數據結構
一、線性結構:單前驅,單後繼
只有前後關係,沒有上下級關係
1.1數組
1.2鏈表
1.3棧
存儲區藉助數組或鏈表
1.3.1數組實現
頭文件
#include "../../C/UTILITY.H"
#include "../../C/UTILITY.CPP"
typedef double Stack_entry; //類型複用,計算機才能識別Stack_entry,編譯爲double
#include "../STACK/STACK.H"
#include "../STACK/STACK.CPP"
#include "COMMANDS.CPP"
Stack的成員組成
const int maxstack = 10; // small value for testing
class Stack
{
public:
Stack();//構造stack,所以返回值肯定是stack,所以就不寫返回值
bool empty() const;//判空
Error_code pop();
Error_code top(Stack_entry &item) const;//返回棧頂最上元素//只有Error_code返回狀態碼正常,item纔是真正棧頂元素。
Error_code push(const Stack_entry &item); //
private:
int count;//棧裏的有效元素
Stack_entry entry[maxstack]; //存儲區
};
關於const:
const關鍵字放於函數後面,表示該函數是一個常成員函數,在該函數內不能修改該類的成員變量。
const關鍵字放於函數前面,表示該函數的返回值爲常量,不可以修改。
關於 Error_code
Error_code用於判斷是否成功存儲
P678頭文件utility.h
enum Error_code
{
success, fail, range_error, underflow, overflow, fatal, not_present, duplicate_error, entry_inserted, entry_found, internal_error
};
成員函數:
Stack::Stack()
Stack::Stack() /* Pre: None. Post: The stack is initialized to be empty. */
{
count = 0;
}
bool empty() const
bool Stack::empty() const /* Pre: None. Post: If the Stack is empty, true is returned. Otherwise false is returned. */
{
bool outcome = true;
if (count > 0) outcome = false;
return outcome;
}
這樣寫更簡潔明瞭
bool Stack::empty() const /* Pre: None. Post: If the Stack is empty, true is returned. Otherwise false is returned. */
{
return 0==count; //這樣寫不容易出錯,若寫成0=count編譯不能通過
}
Error_code Stack::push(const Stack_entry &item)
Error_code Stack::push(const Stack_entry &item) /* Pre: None. Post: If the Stack is not full, item is added to the top of the Stack. If the Stack is full, an Error_code of overflow is returned and the Stack is left unchanged. */
{
Error_code outcome = success;
if (count >= maxstack) //==本來就夠了,不可能大於,但不動腦筋就寫>=,寫代碼有多種選擇,邏輯正確就行
outcome = overflow; //上溢出
else
entry[count++] = item;
return outcome;
}
拿到數據item直接通過引用到數據區(用括號傳進來就直接傳給數據區<不能修改>),函數就是在判斷是否還有空間,而Error_code==success這個數據才真正成功存入存儲區。
Error_code Stack::pop()
Error_code Stack::pop() /* Pre: None. Post: If the Stack is not empty, the top of the Stack is removed.
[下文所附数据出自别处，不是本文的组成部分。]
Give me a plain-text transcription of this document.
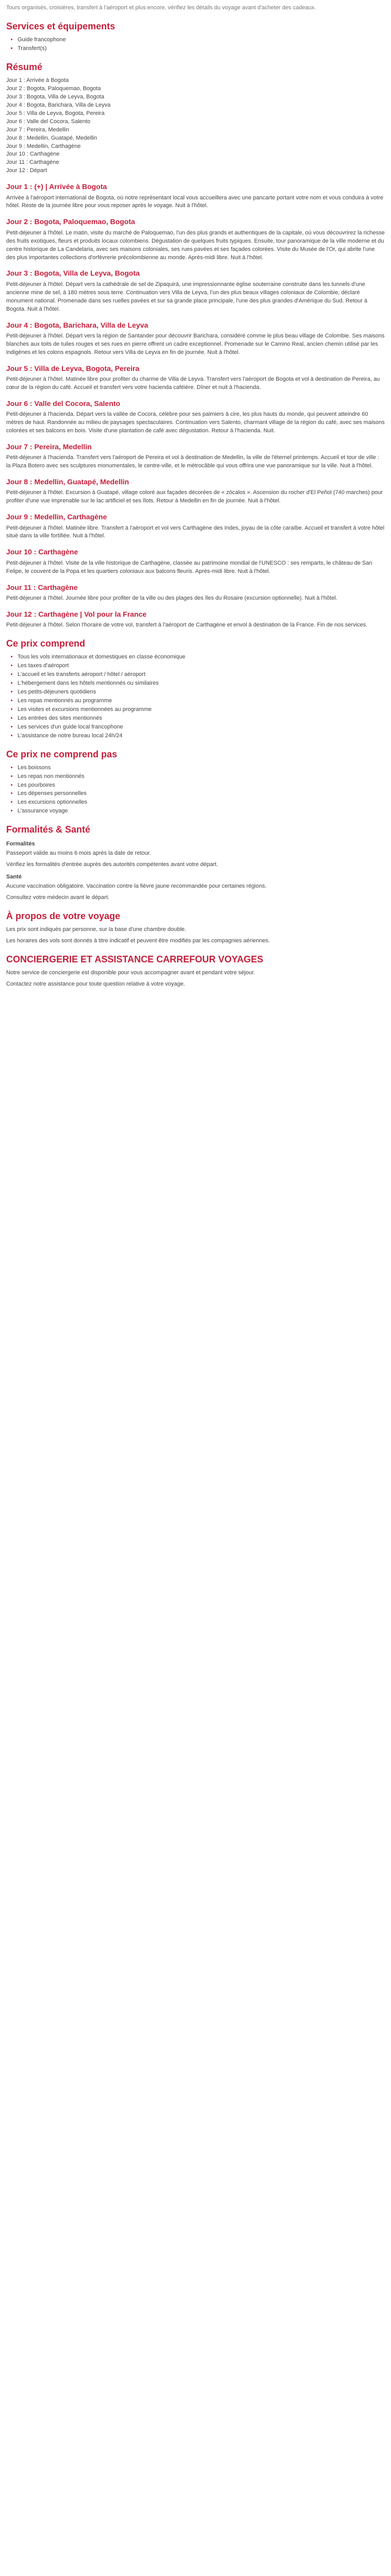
Tours organisés, croisières, transfert à l'aéroport et plus encore, vérifiez les détails du voyage avant d'acheter des cadeaux.

Services et équipements
• Guide francophone
• Transfert(s)
Résumé
Jour 1 : Arrivée à Bogota
Jour 2 : Bogota, Paloquemao, Bogota
Jour 3 : Bogota, Villa de Leyva, Bogota
Jour 4 : Bogota, Barichara, Villa de Leyva
Jour 5 : Villa de Leyva, Bogota, Pereira
Jour 6 : Valle del Cocora, Salento
Jour 7 : Pereira, Medellin
Jour 8 : Medellin, Guatapé, Medellin
Jour 9 : Medellin, Carthagène
Jour 10 : Carthagène
Jour 11 : Carthagène
Jour 12 : Départ
Jour 1 : (+) | Arrivée à Bogota

Arrivée à l'aéroport international de Bogota, où notre représentant local vous accueillera avec une pancarte portant votre nom et vous conduira à votre hôtel. Reste de la journée libre pour vous reposer après le voyage. Nuit à l'hôtel.

Jour 2 : Bogota, Paloquemao, Bogota

Petit-déjeuner à l'hôtel. Le matin, visite du marché de Paloquemao, l'un des plus grands et authentiques de la capitale, où vous découvrirez la richesse des fruits exotiques, fleurs et produits locaux colombiens. Dégustation de quelques fruits typiques. Ensuite, tour panoramique de la ville moderne et du centre historique de La Candelaria, avec ses maisons coloniales, ses rues pavées et ses façades colorées. Visite du Musée de l'Or, qui abrite l'une des plus importantes collections d'orfèvrerie précolombienne au monde. Après-midi libre. Nuit à l'hôtel.

Jour 3 : Bogota, Villa de Leyva, Bogota

Petit-déjeuner à l'hôtel. Départ vers la cathédrale de sel de Zipaquirá, une impressionnante église souterraine construite dans les tunnels d'une ancienne mine de sel, à 180 mètres sous terre. Continuation vers Villa de Leyva, l'un des plus beaux villages coloniaux de Colombie, déclaré monument national. Promenade dans ses ruelles pavées et sur sa grande place principale, l'une des plus grandes d'Amérique du Sud. Retour à Bogota. Nuit à l'hôtel.

Jour 4 : Bogota, Barichara, Villa de Leyva

Petit-déjeuner à l'hôtel. Départ vers la région de Santander pour découvrir Barichara, considéré comme le plus beau village de Colombie. Ses maisons blanches aux toits de tuiles rouges et ses rues en pierre offrent un cadre exceptionnel. Promenade sur le Camino Real, ancien chemin utilisé par les indigènes et les colons espagnols. Retour vers Villa de Leyva en fin de journée. Nuit à l'hôtel.

Jour 5 : Villa de Leyva, Bogota, Pereira

Petit-déjeuner à l'hôtel. Matinée libre pour profiter du charme de Villa de Leyva. Transfert vers l'aéroport de Bogota et vol à destination de Pereira, au cœur de la région du café. Accueil et transfert vers votre hacienda caféière. Dîner et nuit à l'hacienda.

Jour 6 : Valle del Cocora, Salento

Petit-déjeuner à l'hacienda. Départ vers la vallée de Cocora, célèbre pour ses palmiers à cire, les plus hauts du monde, qui peuvent atteindre 60 mètres de haut. Randonnée au milieu de paysages spectaculaires. Continuation vers Salento, charmant village de la région du café, avec ses maisons colorées et ses balcons en bois. Visite d'une plantation de café avec dégustation. Retour à l'hacienda. Nuit.

Jour 7 : Pereira, Medellin

Petit-déjeuner à l'hacienda. Transfert vers l'aéroport de Pereira et vol à destination de Medellin, la ville de l'éternel printemps. Accueil et tour de ville : la Plaza Botero avec ses sculptures monumentales, le centre-ville, et le métrocâble qui vous offrira une vue panoramique sur la ville. Nuit à l'hôtel.

Jour 8 : Medellin, Guatapé, Medellin

Petit-déjeuner à l'hôtel. Excursion à Guatapé, village coloré aux façades décorées de « zócalos ». Ascension du rocher d'El Peñol (740 marches) pour profiter d'une vue imprenable sur le lac artificiel et ses îlots. Retour à Medellin en fin de journée. Nuit à l'hôtel.

Jour 9 : Medellin, Carthagène

Petit-déjeuner à l'hôtel. Matinée libre. Transfert à l'aéroport et vol vers Carthagène des Indes, joyau de la côte caraïbe. Accueil et transfert à votre hôtel situé dans la ville fortifiée. Nuit à l'hôtel.

Jour 10 : Carthagène

Petit-déjeuner à l'hôtel. Visite de la ville historique de Carthagène, classée au patrimoine mondial de l'UNESCO : ses remparts, le château de San Felipe, le couvent de la Popa et les quartiers coloniaux aux balcons fleuris. Après-midi libre. Nuit à l'hôtel.

Jour 11 : Carthagène

Petit-déjeuner à l'hôtel. Journée libre pour profiter de la ville ou des plages des îles du Rosaire (excursion optionnelle). Nuit à l'hôtel.

Jour 12 : Carthagène | Vol pour la France

Petit-déjeuner à l'hôtel. Selon l'horaire de votre vol, transfert à l'aéroport de Carthagène et envol à destination de la France. Fin de nos services.

Ce prix comprend
• Tous les vols internationaux et domestiques en classe économique
• Les taxes d'aéroport
• L'accueil et les transferts aéroport / hôtel / aéroport
• L'hébergement dans les hôtels mentionnés ou similaires
• Les petits-déjeuners quotidiens
• Les repas mentionnés au programme
• Les visites et excursions mentionnées au programme
• Les entrées des sites mentionnés
• Les services d'un guide local francophone
• L'assistance de notre bureau local 24h/24
Ce prix ne comprend pas
• Les boissons
• Les repas non mentionnés
• Les pourboires
• Les dépenses personnelles
• Les excursions optionnelles
• L'assurance voyage
Formalités & Santé
Formalités

Passeport valide au moins 6 mois après la date de retour.

Vérifiez les formalités d'entrée auprès des autorités compétentes avant votre départ.

Santé

Aucune vaccination obligatoire. Vaccination contre la fièvre jaune recommandée pour certaines régions.

Consultez votre médecin avant le départ.

À propos de votre voyage

Les prix sont indiqués par personne, sur la base d'une chambre double.

Les horaires des vols sont donnés à titre indicatif et peuvent être modifiés par les compagnies aériennes.

CONCIERGERIE ET ASSISTANCE CARREFOUR VOYAGES

Notre service de conciergerie est disponible pour vous accompagner avant et pendant votre séjour.

Contactez notre assistance pour toute question relative à votre voyage.
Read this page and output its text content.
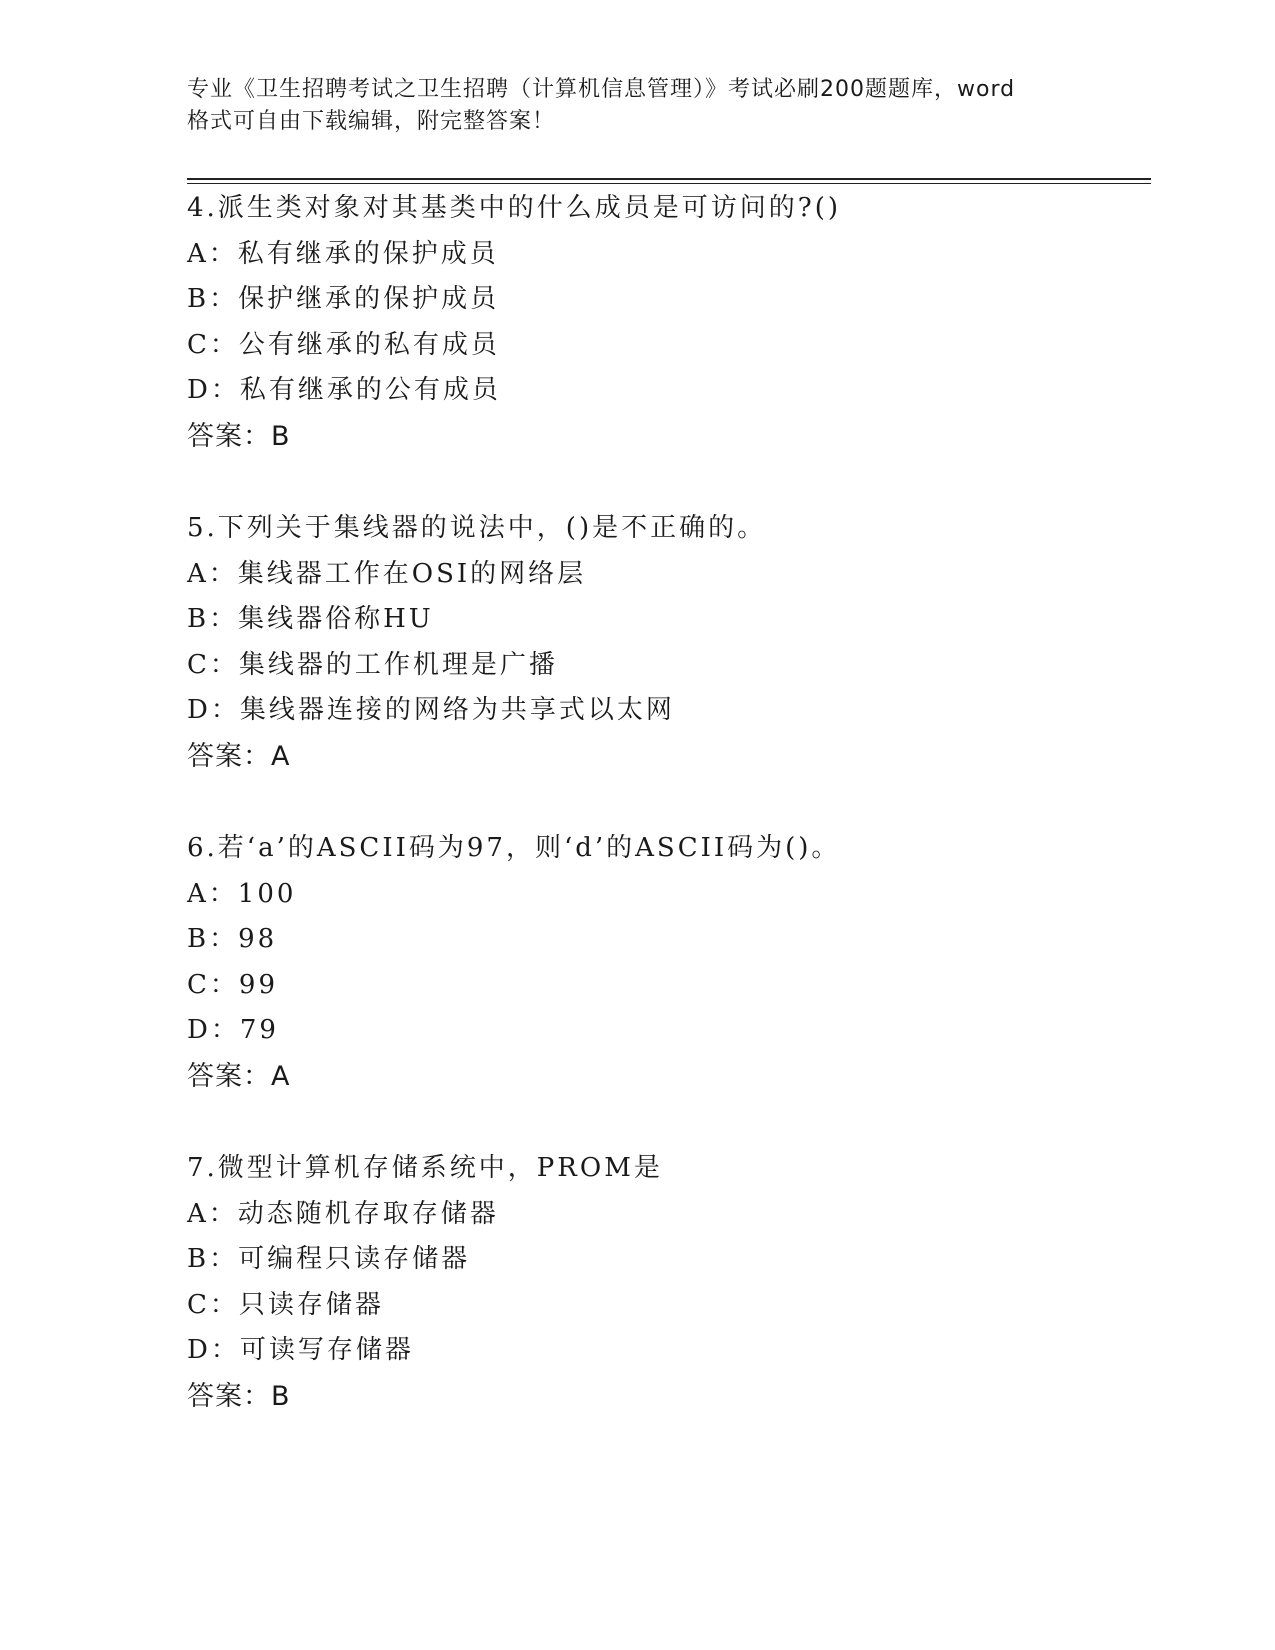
专业《卫生招聘考试之卫生招聘（计算机信息管理）》考试必刷200题题库，word
格式可自由下载编辑，附完整答案！
4.派生类对象对其基类中的什么成员是可访问的?()
A：私有继承的保护成员
B：保护继承的保护成员
C：公有继承的私有成员
D：私有继承的公有成员
答案：B
5.下列关于集线器的说法中，()是不正确的。
A：集线器工作在OSI的网络层
B：集线器俗称HU
C：集线器的工作机理是广播
D：集线器连接的网络为共享式以太网
答案：A
6.若‘a’的ASCII码为97，则‘d’的ASCII码为()。
A：100
B：98
C：99
D：79
答案：A
7.微型计算机存储系统中，PROM是
A：动态随机存取存储器
B：可编程只读存储器
C：只读存储器
D：可读写存储器
答案：B
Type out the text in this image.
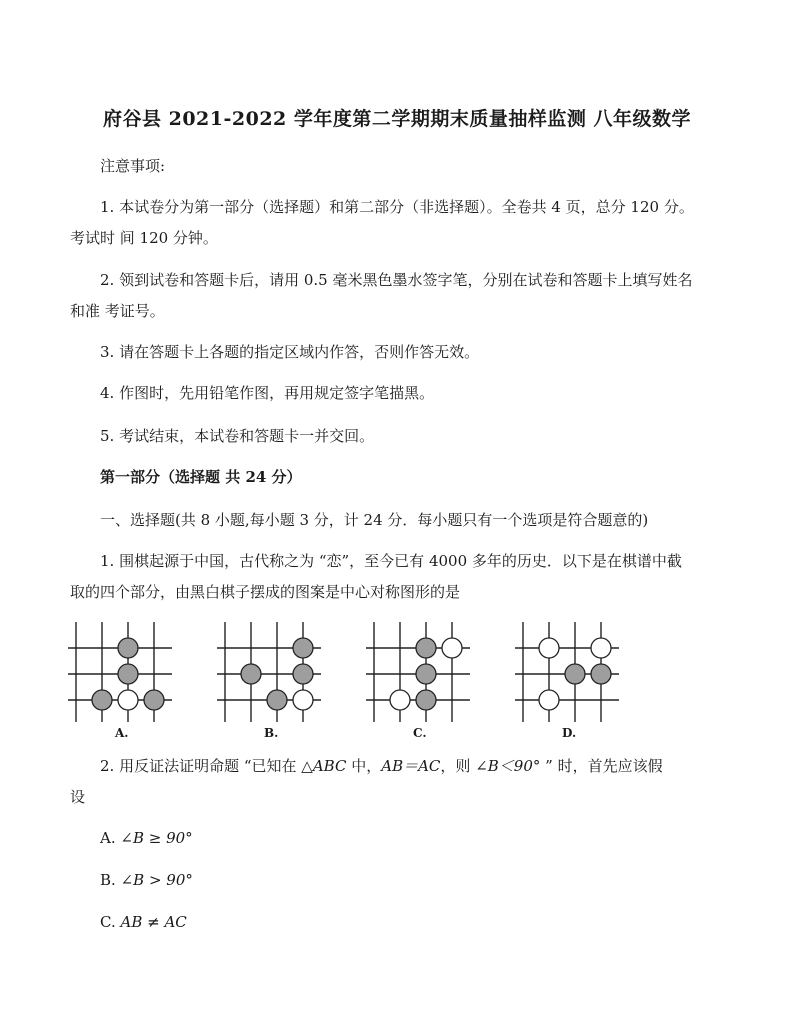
府谷县 2021-2022 学年度第二学期期末质量抽样监测 八年级数学
注意事项:
1. 本试卷分为第一部分（选择题）和第二部分（非选择题）。全卷共 4 页，总分 120 分。
考试时 间 120 分钟。
2. 领到试卷和答题卡后，请用 0.5 毫米黑色墨水签字笔，分别在试卷和答题卡上填写姓名
和准 考证号。
3. 请在答题卡上各题的指定区域内作答，否则作答无效。
4. 作图时，先用铅笔作图，再用规定签字笔描黑。
5. 考试结束，本试卷和答题卡一并交回。
第一部分（选择题 共 24 分）
一、选择题(共 8 小题,每小题 3 分，计 24 分．每小题只有一个选项是符合题意的)
1. 围棋起源于中国，古代称之为 “恋”，至今已有 4000 多年的历史．以下是在棋谱中截
取的四个部分，由黑白棋子摆成的图案是中心对称图形的是
A.	B.	C.	D.
2. 用反证法证明命题 “已知在 △ABC 中，AB＝AC，则 ∠B＜90° ” 时，首先应该假
设
A. ∠B ≥ 90°
B. ∠B > 90°
C. AB ≠ AC
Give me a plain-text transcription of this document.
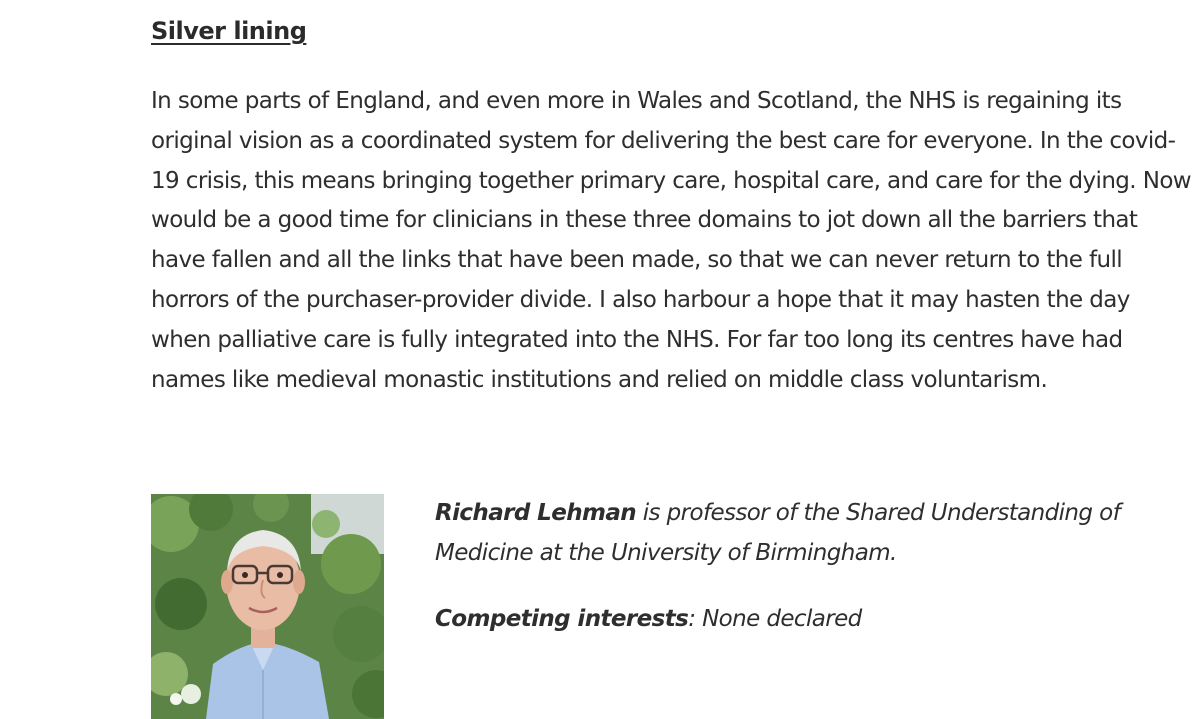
Silver lining

In some parts of England, and even more in Wales and Scotland, the NHS is regaining its
original vision as a coordinated system for delivering the best care for everyone. In the covid-
19 crisis, this means bringing together primary care, hospital care, and care for the dying. Now
would be a good time for clinicians in these three domains to jot down all the barriers that
have fallen and all the links that have been made, so that we can never return to the full
horrors of the purchaser-provider divide. I also harbour a hope that it may hasten the day
when palliative care is fully integrated into the NHS. For far too long its centres have had
names like medieval monastic institutions and relied on middle class voluntarism.

Richard Lehman is professor of the Shared Understanding of
Medicine at the University of Birmingham.

Competing interests: None declared
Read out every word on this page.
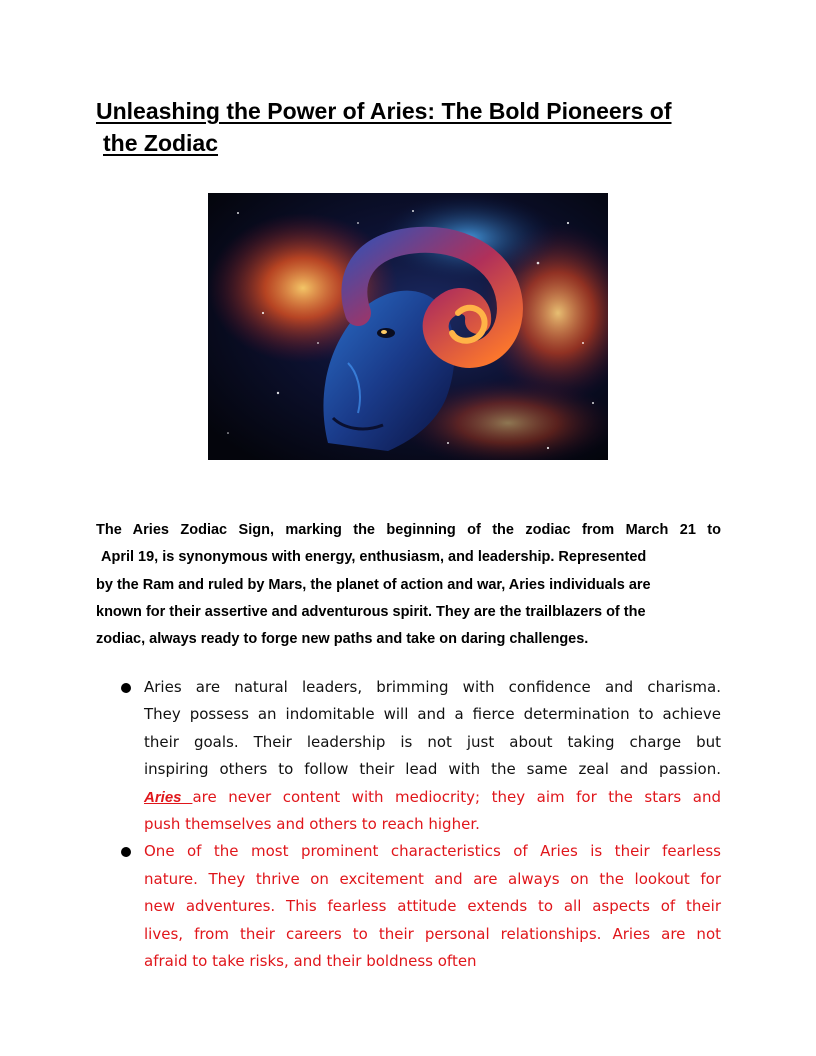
Unleashing the Power of Aries: The Bold Pioneers of
the Zodiac
The Aries Zodiac Sign, marking the beginning of the zodiac from March 21 to
April 19, is synonymous with energy, enthusiasm, and leadership. Represented
by the Ram and ruled by Mars, the planet of action and war, Aries individuals are
known for their assertive and adventurous spirit. They are the trailblazers of the
zodiac, always ready to forge new paths and take on daring challenges.
Aries are natural leaders, brimming with confidence and charisma.
They possess an indomitable will and a fierce determination to achieve
their goals. Their leadership is not just about taking charge but
inspiring others to follow their lead with the same zeal and passion.
Aries are never content with mediocrity; they aim for the stars and
push themselves and others to reach higher.
One of the most prominent characteristics of Aries is their fearless
nature. They thrive on excitement and are always on the lookout for
new adventures. This fearless attitude extends to all aspects of their
lives, from their careers to their personal relationships. Aries are not
afraid to take risks, and their boldness often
If the Stack is empty, an Error_code of underflow is returned. */
{
Error_code outcome = success;
if (count == 0)
outcome = underflow;
else
--count;
return outcome;
}
Error_code Stack::top(Stack_entry &item)
Error_code Stack::top(Stack_entry &item) const /* Pre: None. Post: If the Stack is not empty, the top of the Stack is returned in item. If the Stack is empty an Error_code of underflow is returned. */
{
Error_code outcome = success;
if (count == 0)
outcome = underflow;
else
item = entry[count - 1];//item被拷,因爲&item,引用,改變的就是存儲區的item
return outcome;
}
1.3.2數組棧的應用
1.3.2.1括號問題
// ==================== BRACKETS ================================ //MAIN.CPP
#include "../../C/UTILITY.H"
#include "../../C/UTILITY.CPP"
typedef char Stack_entry;
#include "../STACK/STACK.H"
#include "../STACK/STACK.CPP"
int main()
/* Post: The program has notified the user of any bracket mismatch in the standard input file. Uses: The class Stack. */
{
Stack openings;
char symbol;
bool is_matched = true;
cout << "Bracket checking program.\n"
<< "Enter a line of text to check." << endl;
while (is_matched && (symbol = cin.get()) != '\n')
{
if (symbol == '{' || symbol == '(' || symbol == '[') openings.push(symbol);
if (symbol == '}' || symbol == ')' || symbol == ']')
{
if (openings.empty())
{
cout << "Unmatched closing bracket " << symbol << " detected." << endl; is_matched = false;
}
else
{
char match; openings.top(match);
openings.pop();
is_matched = (symbol == '}' && match == '{')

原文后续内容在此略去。